Le Journal de Quebec - Weekend
« QUAND J’ÉCRIS, C’EST TOUJOURS UNE TENTATIVE DE CONTACT »
« J’essaie que cette excavation que je fais, quand je vais fouiller dans mes propres insécurités et mes propres obsessions, ait un écho pour quelqu’un d’autre », explique Fanny Britt. Son attendu second roman Faire les sucres s’appuie assurément sur l’une de ses obsessions avouées : l’idée que tout peut basculer — vers le rêve comme vers le tragique — en l’espace d’un instant. Écrivaine, dramaturge, scénariste et traductrice, Fanny Britt dit aimer écrire depuis qu’elle a appris le faire. Ses petites histoires rédigées à la dactylo qu’elle avait demandée pour le Noël de ses 9 ans lui ont rapidement permis de trouver une évasion désirée dans l’écriture.
« J’ai pensé rapidement que je trouverais une façon d’écrire pour gagner ma vie, dit celle qui avoue avoir hérité du côté pragmatique de sa mère. J’ai pensé devenir journaliste, mais lorsque j’ai entendu parler de l’école nationale, j’ai voulu essayer. L’audition pour y entrer était d’écrire une courte pièce de théâtre. »
Il y a eu, ensuite, « l’incroyable rencontre » avec l’illustratrice Isabelle Arsenault avec qui elle a créé le roman graphique Jane, le renard et moi.

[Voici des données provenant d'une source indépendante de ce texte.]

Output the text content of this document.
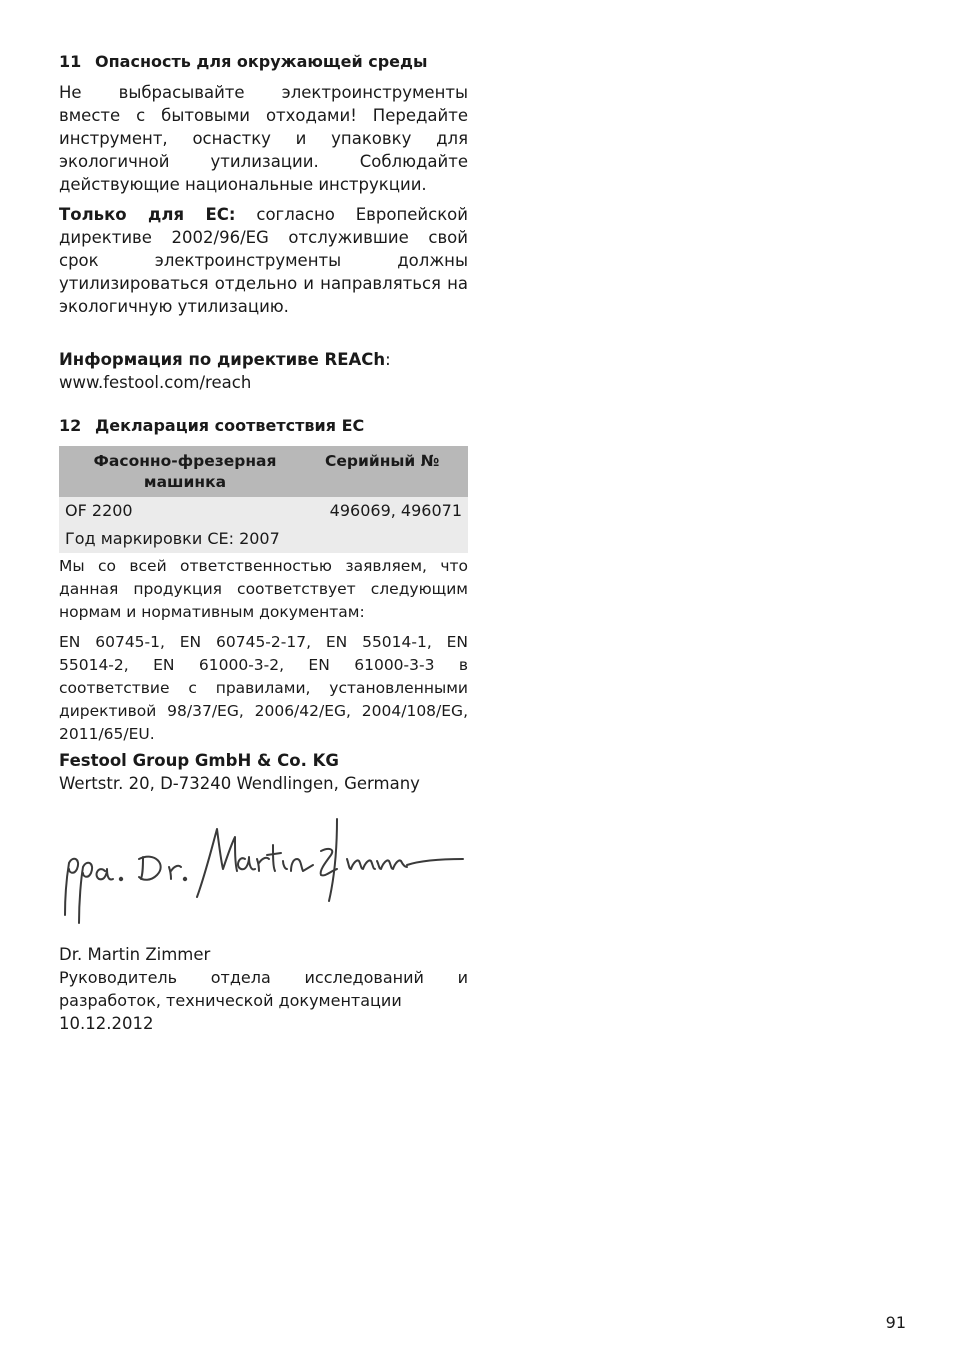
11 Опасность для окружающей среды

Не выбрасывайте электроинструменты вместе с бытовыми отходами! Передайте инструмент, оснастку и упаковку для экологичной утилизации. Соблюдайте действующие национальные инструкции.

Только для ЕС: согласно Европейской директиве 2002/96/EG отслужившие свой срок электроинструменты должны утилизироваться отдельно и направляться на экологичную утилизацию.

Информация по директиве REACh:

www.festool.com/reach

12 Декларация соответствия ЕС
Фасонно-фрезерная машинка	Серийный №
OF 2200	496069, 496071
Год маркировки СЕ: 2007	

Мы со всей ответственностью заявляем, что данная продукция соответствует следующим нормам и нормативным документам:

EN 60745-1, EN 60745-2-17, EN 55014-1, EN 55014-2, EN 61000-3-2, EN 61000-3-3 в соответствие с правилами, установленными директивой 98/37/EG, 2006/42/EG, 2004/108/EG, 2011/65/EU.

Festool Group GmbH & Co. KG

Wertstr. 20, D-73240 Wendlingen, Germany

Dr. Martin Zimmer

Руководитель отдела исследований и разработок, технической документации

10.12.2012

91
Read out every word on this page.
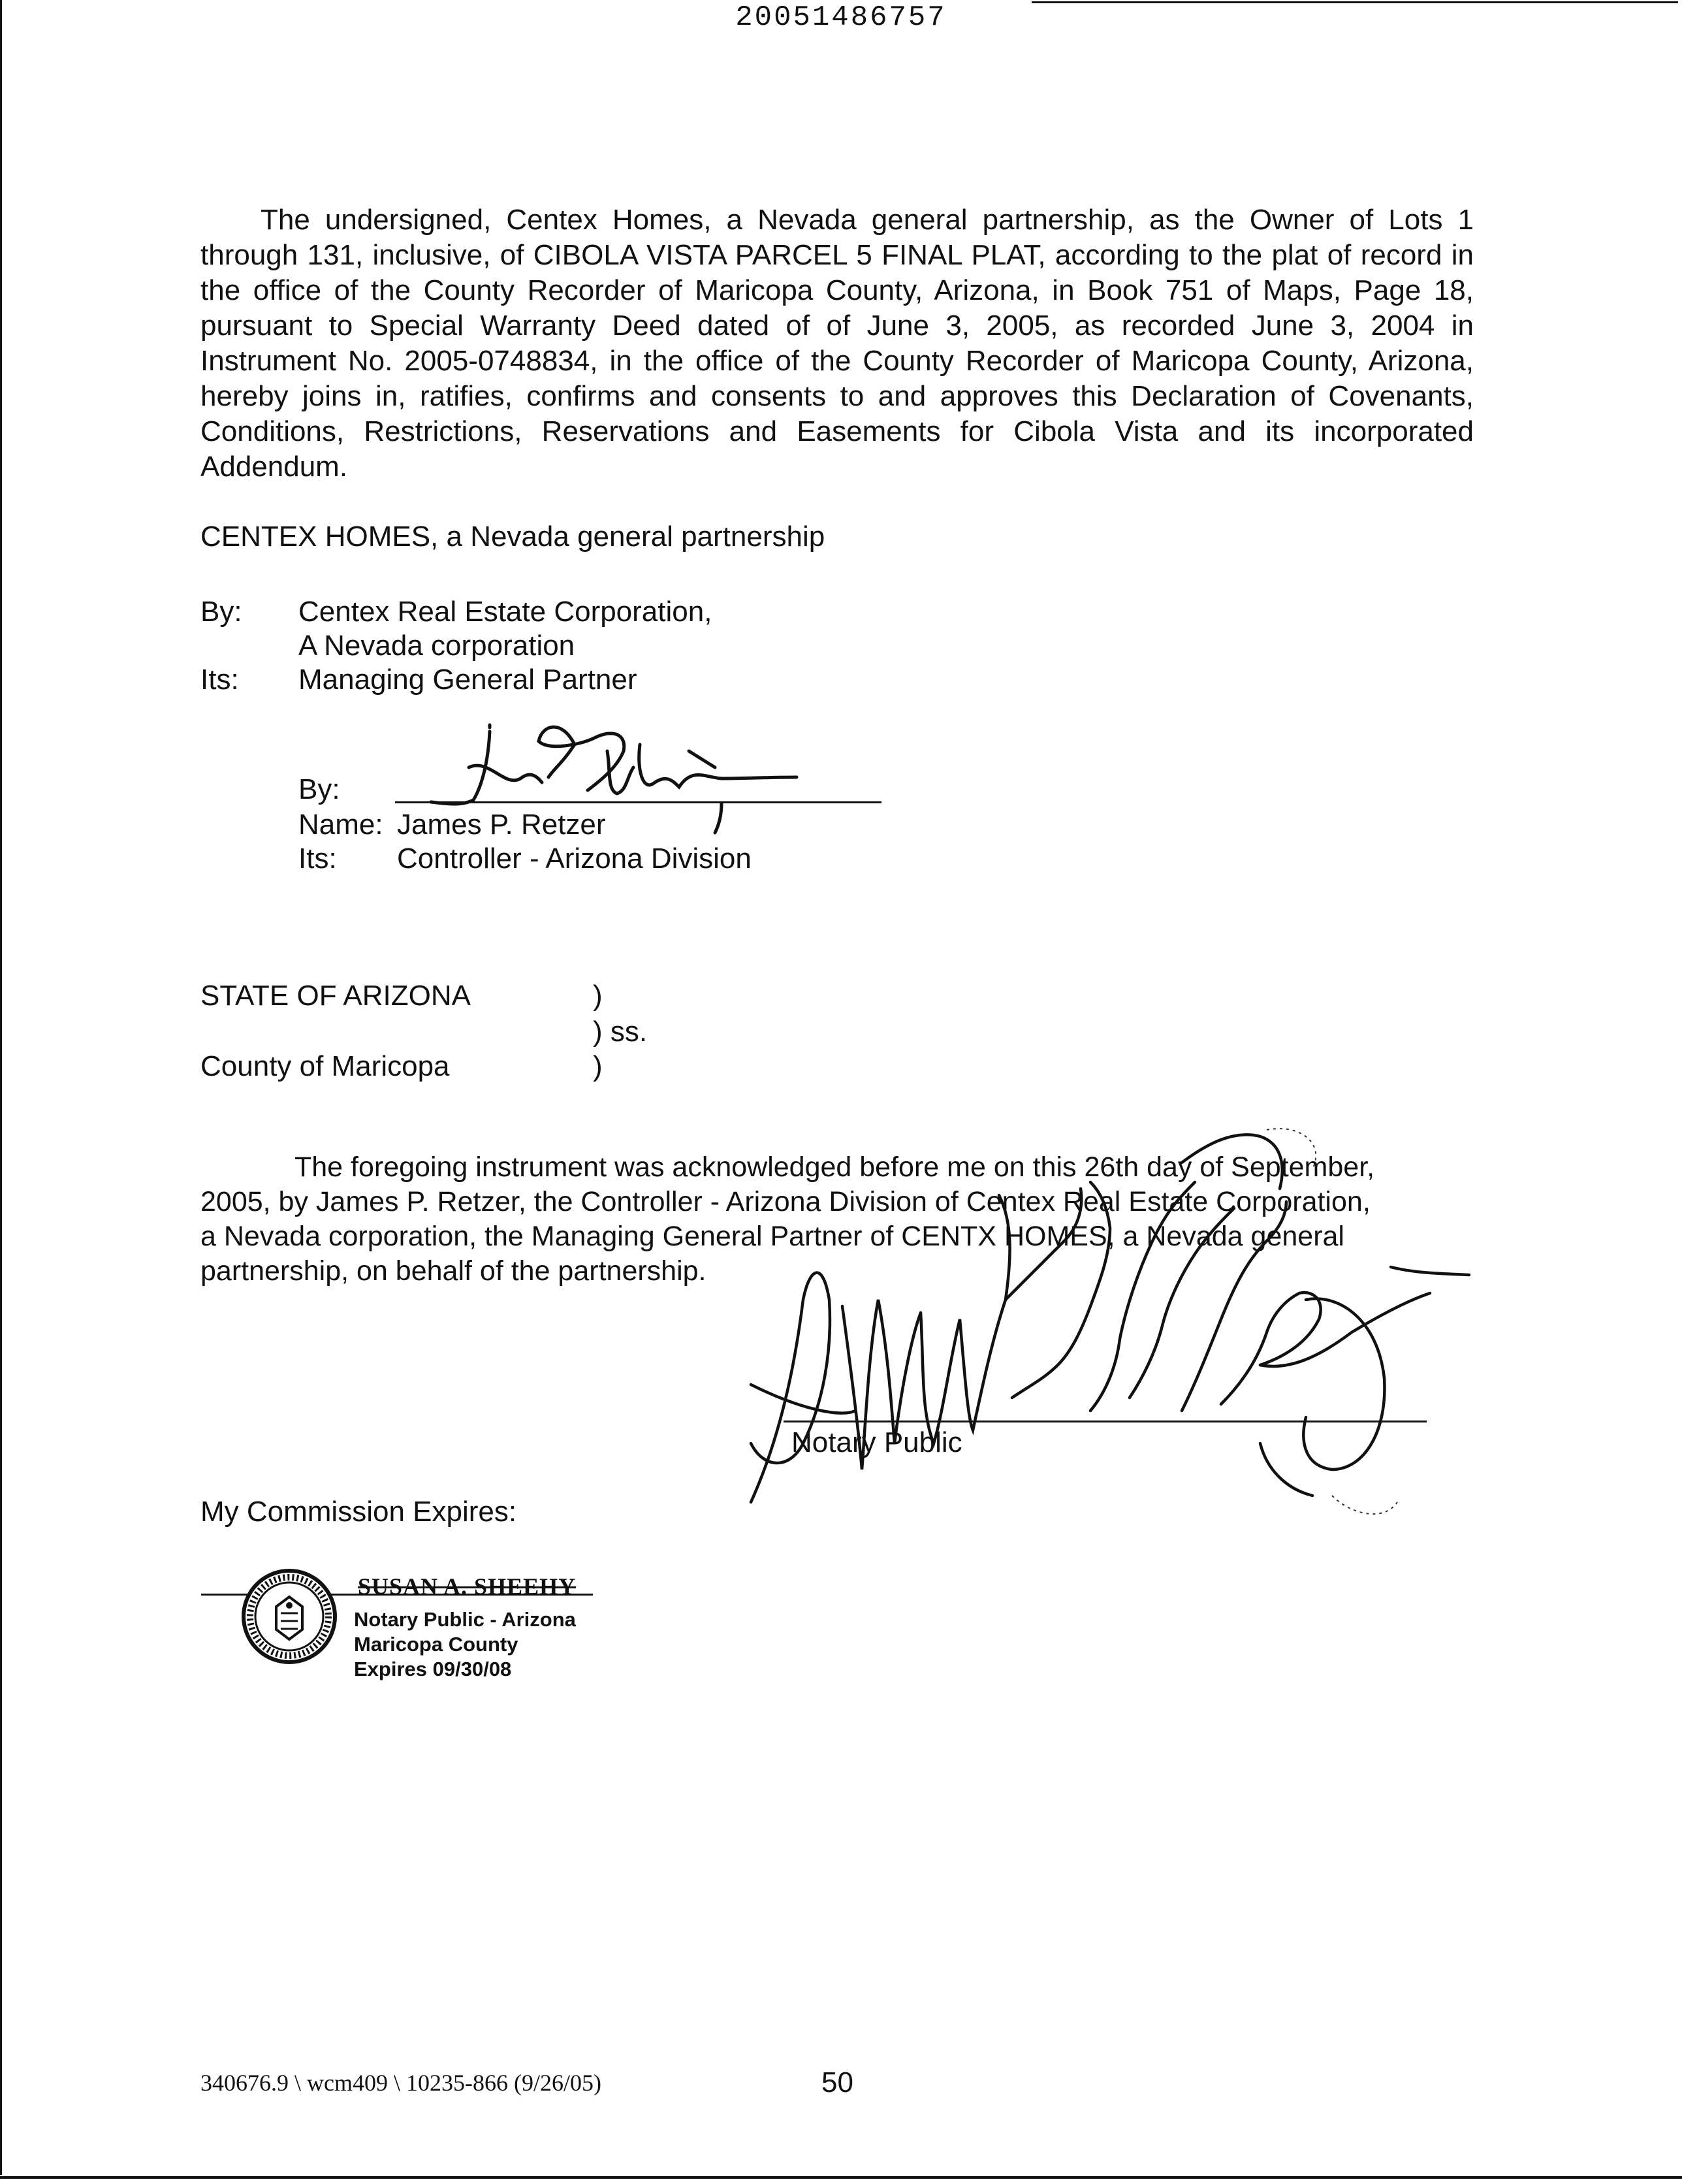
20051486757
The undersigned, Centex Homes, a Nevada general partnership, as the Owner of Lots 1 through 131, inclusive, of CIBOLA VISTA PARCEL 5 FINAL PLAT, according to the plat of record in the office of the County Recorder of Maricopa County, Arizona, in Book 751 of Maps, Page 18, pursuant to Special Warranty Deed dated of of June 3, 2005, as recorded June 3, 2004 in Instrument No. 2005-0748834, in the office of the County Recorder of Maricopa County, Arizona, hereby joins in, ratifies, confirms and consents to and approves this Declaration of Covenants, Conditions, Restrictions, Reservations and Easements for Cibola Vista and its incorporated Addendum.
CENTEX HOMES, a Nevada general partnership
By: Centex Real Estate Corporation,
A Nevada corporation
Its: Managing General Partner
By:
Name: James P. Retzer
Its: Controller - Arizona Division
STATE OF ARIZONA	)
) ss.
County of Maricopa	)
The foregoing instrument was acknowledged before me on this 26th day of September,
2005, by James P. Retzer, the Controller - Arizona Division of Centex Real Estate Corporation,
a Nevada corporation, the Managing General Partner of CENTX HOMES, a Nevada general
partnership, on behalf of the partnership.
Notary Public
My Commission Expires:
SUSAN A. SHEEHY
Notary Public - Arizona
Maricopa County
Expires 09/30/08
340676.9 \ wcm409 \ 10235-866 (9/26/05)	50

Un projet déterminant ayant donné la piqûre d’écrire des livres à l’autrice montréalaise née à Amos, en Abitibi.
Une quinzaine de pièces de théâtre, deux romans graphiques, deux essais féministes et le roman Les maisons plus tard, l’écrivaine de 43 ans a trouvé le filon de ce qui allait faire naître ce deuxième roman fort attendu. Un roman « au regard impitoyable, mais précis, à la fois tourmenté et investi » aux personnages portant des angoisses reflétant ses propres dilemmes intérieurs.
FAIRE LES SUCRES
Tout a commencé par de vraies vacances à la mer, à l’été 2016. Alors que son amoureux faisait du mini surf, l’écrivaine s’est mise à imaginer ce qui arriverait si un touriste québécois fonçait dans une Américaine. Elle tenait là, dit-elle, le début d’un roman.
« Le point de départ pour les personnages a été de me demander : qu’est-ce qui arrive quand on se met à ne plus jouer notre rôle social ? Car c’est quelque chose qui m’a toujours passionnée, cet écart entre ce qu’on voudrait être et ce qu’on montre au monde. » Faire ses sucres offre le point de vue d’Adam (chef vedette) et de Marion (dentiste pleine de sollicitude) au fil de chapitres alternant leurs discours intérieurs. Le tout entrecoupé par l’histoire de Celia, troisième personnage aux allures de grondement sous-terrain de cette histoire débutant sur une plage de Martha’s Vineyard.
« Adam a un bête accident de surf et fonce sur Celia, une jeune Américaine qui sera gravement blessée au genou. Il ne se blesse pas, mais cela va ouvrir une brèche chez lui qui va l’entraîner dans une spirale dépressive et anxieuse et le mener à une succession de choix un peu tordus. De son côté, sa blonde va se surprendre à ne pas jouer le rôle qu’on attend d’elle dans cette crise. »
Le personnage de Celia, jeune femme de 19 ans ayant de la difficulté à payer ses soins à l’hôpital, se veut un hommage à une génération que l’autrice décrit comme « très consciente et très angoissée collectivement sur ce qui s’en vient, notamment pour la planète. »
Le titre Faire les sucres renvoie quant à lui à la décision d’Adam d’acheter l’érablière d’une famille dont il jalouse l’authenticité. De Celia qui toute jeune regardait son grand-père faire de la tire, des codes de l’identité québécoise « souvent folkloriques et romantiques » et… de la véritable dépendance au sucre de Fanny Britt.
Faire les sucres met en scène des gens privilégiés que le parcours soudainement troublé fera d’abord s’éloigner puis, ultimement, se révéler plus intimement l’un à l’autre. Le tout, à coups de grandes envolées et de phrases magnifiquement longues à la Fanny Britt, troublante et juste résonnance de nos discours intérieurs.